With schedules and other details for all its 2020 series having been announced at the Total 24 Hours of Spa in July, at the SRO prize giving gala in Las Vegas in October and in the time since, there were few surprises to be revealed at SRO America’s annual State of the Sport conference at the Performance Racing Industry trade show in Indianapolis on Thursday. There were, however, some interesting facts and figures to absorb, including average car counts for SRO worldwide that included 25 GT3 cars, 29 GT4s and 40 Touring Cars.
Those Touring Car numbers are solely for SRO America, as the category exists, for now, only in America as far as SRO is concerned; that will change in 2021 as the category expands to Europe. While GT4 numbers are good compared to the global average, the GT3 numbers for SRO America show some weakness.
Car counts aside, people are watching and responding. The series claims 796 million impressions worldwide, including 478 million social media impressions and a 3000-percent increase in livestream viewers thanks to worldwide SRO integration. For 2020, there will be 200 hours of TV coverage on CBS Sports Network.
Procedurally, the series promises additional Thursday test days, simplified prize money, and the presence of the deluxe GT Paddock Club at all events. GT Sports Club America, encompassing bronze drivers in GT2 and GT3, and including allowances for older GT3 cars, will make its debut at Virginia International Raceway next season with a three-class structure in a single-driver, sprint format.
The series and competitors will get their initial taste of GT Sports Club with the first of three Winter Invitational races happening this weekend at The Thermal Club near Palm Springs, Calif. According to SRO America President and CEO Greg Gill, that series is attracting new competitors who will sample SRO America competition for the first time.
Among the things discussed on Thursday, Gill thought something that many might find trivial to be somewhat noteworthy — the method of checking drivers’ safety gear, and whether what is necessary for SRO series worldwide is both required and practical for North America.
“The takeaway is listening to our customers, adapting to the market and then bringing something to them for customer-based racing that is beneficial,” Gill says. “An example is we were requiring each driver to come in and check everything; that’s not something that’s typically done in North America but it is done globally because we deal with a lot of language gaps in different series around the world.
“When we looked at it, we had some of our our our senior management from outside note that in the States, everybody speaks English and they know what’s going on; just have them bring the HANS device and helmet in. That just saves a tremendous amount of frustration for our drivers. That’s a specific example of: ‘Listen to our customers, respond to what’s right.’ To (SRO founder) Stephane Ratel’s point, we’re a a global organization but we act locally and do what’s right for North America.”
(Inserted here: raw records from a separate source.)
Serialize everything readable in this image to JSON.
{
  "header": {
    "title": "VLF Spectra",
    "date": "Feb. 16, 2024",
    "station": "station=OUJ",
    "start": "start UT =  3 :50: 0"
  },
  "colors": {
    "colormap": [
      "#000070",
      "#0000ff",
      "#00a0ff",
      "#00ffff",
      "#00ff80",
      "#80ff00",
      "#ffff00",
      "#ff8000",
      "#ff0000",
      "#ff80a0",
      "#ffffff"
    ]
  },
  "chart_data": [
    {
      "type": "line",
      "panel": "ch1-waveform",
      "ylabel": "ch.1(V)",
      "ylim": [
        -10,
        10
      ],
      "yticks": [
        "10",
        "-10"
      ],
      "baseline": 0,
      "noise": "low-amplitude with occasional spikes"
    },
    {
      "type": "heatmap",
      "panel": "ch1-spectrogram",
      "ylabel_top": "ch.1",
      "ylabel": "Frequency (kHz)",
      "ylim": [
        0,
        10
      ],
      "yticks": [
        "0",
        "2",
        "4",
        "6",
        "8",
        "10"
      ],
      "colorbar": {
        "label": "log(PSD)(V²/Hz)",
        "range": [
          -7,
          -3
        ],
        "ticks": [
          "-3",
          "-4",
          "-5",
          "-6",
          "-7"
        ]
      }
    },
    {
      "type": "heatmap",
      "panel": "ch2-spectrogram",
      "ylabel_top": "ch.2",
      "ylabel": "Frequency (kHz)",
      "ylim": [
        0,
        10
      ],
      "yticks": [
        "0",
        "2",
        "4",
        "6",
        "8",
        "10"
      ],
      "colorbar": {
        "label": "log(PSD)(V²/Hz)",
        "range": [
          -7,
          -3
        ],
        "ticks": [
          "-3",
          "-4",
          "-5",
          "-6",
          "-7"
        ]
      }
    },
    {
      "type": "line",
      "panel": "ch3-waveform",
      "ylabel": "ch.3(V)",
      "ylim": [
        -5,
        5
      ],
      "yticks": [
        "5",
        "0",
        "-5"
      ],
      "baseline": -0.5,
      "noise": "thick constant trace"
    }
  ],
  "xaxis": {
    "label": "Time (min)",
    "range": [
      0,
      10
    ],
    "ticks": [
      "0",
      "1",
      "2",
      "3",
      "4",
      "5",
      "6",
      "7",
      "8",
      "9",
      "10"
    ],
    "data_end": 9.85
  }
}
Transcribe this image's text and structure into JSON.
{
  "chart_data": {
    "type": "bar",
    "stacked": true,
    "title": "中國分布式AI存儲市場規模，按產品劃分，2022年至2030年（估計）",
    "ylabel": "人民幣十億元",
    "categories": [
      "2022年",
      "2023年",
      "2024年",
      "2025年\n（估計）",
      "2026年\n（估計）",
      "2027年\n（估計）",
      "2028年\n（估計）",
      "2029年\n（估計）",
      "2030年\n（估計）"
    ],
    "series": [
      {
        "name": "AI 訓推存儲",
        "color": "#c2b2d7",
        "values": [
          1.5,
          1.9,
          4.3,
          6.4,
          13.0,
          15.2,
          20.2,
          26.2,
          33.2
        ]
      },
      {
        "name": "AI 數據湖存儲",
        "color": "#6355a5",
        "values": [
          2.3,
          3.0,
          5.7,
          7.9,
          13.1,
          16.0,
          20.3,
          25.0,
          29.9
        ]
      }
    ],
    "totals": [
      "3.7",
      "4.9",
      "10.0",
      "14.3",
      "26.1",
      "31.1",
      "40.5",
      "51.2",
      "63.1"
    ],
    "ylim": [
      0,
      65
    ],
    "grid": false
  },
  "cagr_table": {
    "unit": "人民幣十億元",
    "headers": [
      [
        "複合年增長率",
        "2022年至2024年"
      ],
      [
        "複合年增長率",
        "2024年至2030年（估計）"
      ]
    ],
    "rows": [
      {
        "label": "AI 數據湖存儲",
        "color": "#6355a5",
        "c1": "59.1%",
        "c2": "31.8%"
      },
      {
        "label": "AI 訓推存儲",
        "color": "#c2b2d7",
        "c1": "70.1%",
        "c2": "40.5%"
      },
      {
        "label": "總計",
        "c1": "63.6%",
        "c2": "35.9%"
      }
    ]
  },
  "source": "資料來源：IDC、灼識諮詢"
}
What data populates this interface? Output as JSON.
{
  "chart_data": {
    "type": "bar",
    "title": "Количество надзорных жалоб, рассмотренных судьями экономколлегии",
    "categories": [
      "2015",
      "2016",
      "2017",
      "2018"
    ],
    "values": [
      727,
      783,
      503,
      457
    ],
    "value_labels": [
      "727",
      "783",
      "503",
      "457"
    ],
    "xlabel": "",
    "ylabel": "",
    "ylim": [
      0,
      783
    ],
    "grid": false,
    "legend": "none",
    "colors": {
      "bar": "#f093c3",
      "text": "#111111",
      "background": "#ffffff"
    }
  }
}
In a separate announcement, Honda Performance Development introduced a new, ready-to-race, factory-built race car based on the Civic Type R. Honda already had a TCR car based on the Type R, and a TCA racer based on the Civic Si, but this new car fills the gap between those two categories to take on the BMW 240iR, Nissan 370Z and Hyundai Veloster in the Touring Car category.
“The successes of Honda Racing Development’s TCA Civic Si and TCR Type R in North American touring car championship series have generated a strong interest in more ready-to-race Honda Touring Cars for North America,” said Ted Klaus, president of HPD. “With the introduction of the new Type R TC-class race car, we now offer a complete line-up of turn-key, Civic-based race cars for registered racing customers in North America.”
Aside from the standard safety equipment such as roll cage and harnesses, some of the significant modification to turn the street Type R into a race car include a high-flow front grille, a J’s Racing FRP vented hood, CSF-designed radiator and oil cooler; an HPD/Borla downpipe and turbo-back exhaust; a 6-speed manual transmission with high-strength third and fourth gears; an HPD/Cusco limited slip differential; and HPD Girodisc 2-piece front brake rotors and HPD brake inlet ducts.
Part of that announcement included the fact that the car will be available to Honda Racing Line customers, but the first team to announce that it would race the car is LA Honda World Racing, which entered the Civic Type R TCR in IMSA Michelin Pilot Cup Challenge competition this past season.
The SRO America Winter Invitational at Thermal Club continues with events in January and February. The 2020 SRO America championship season begins the first weekend in March at Circuit of The Americas.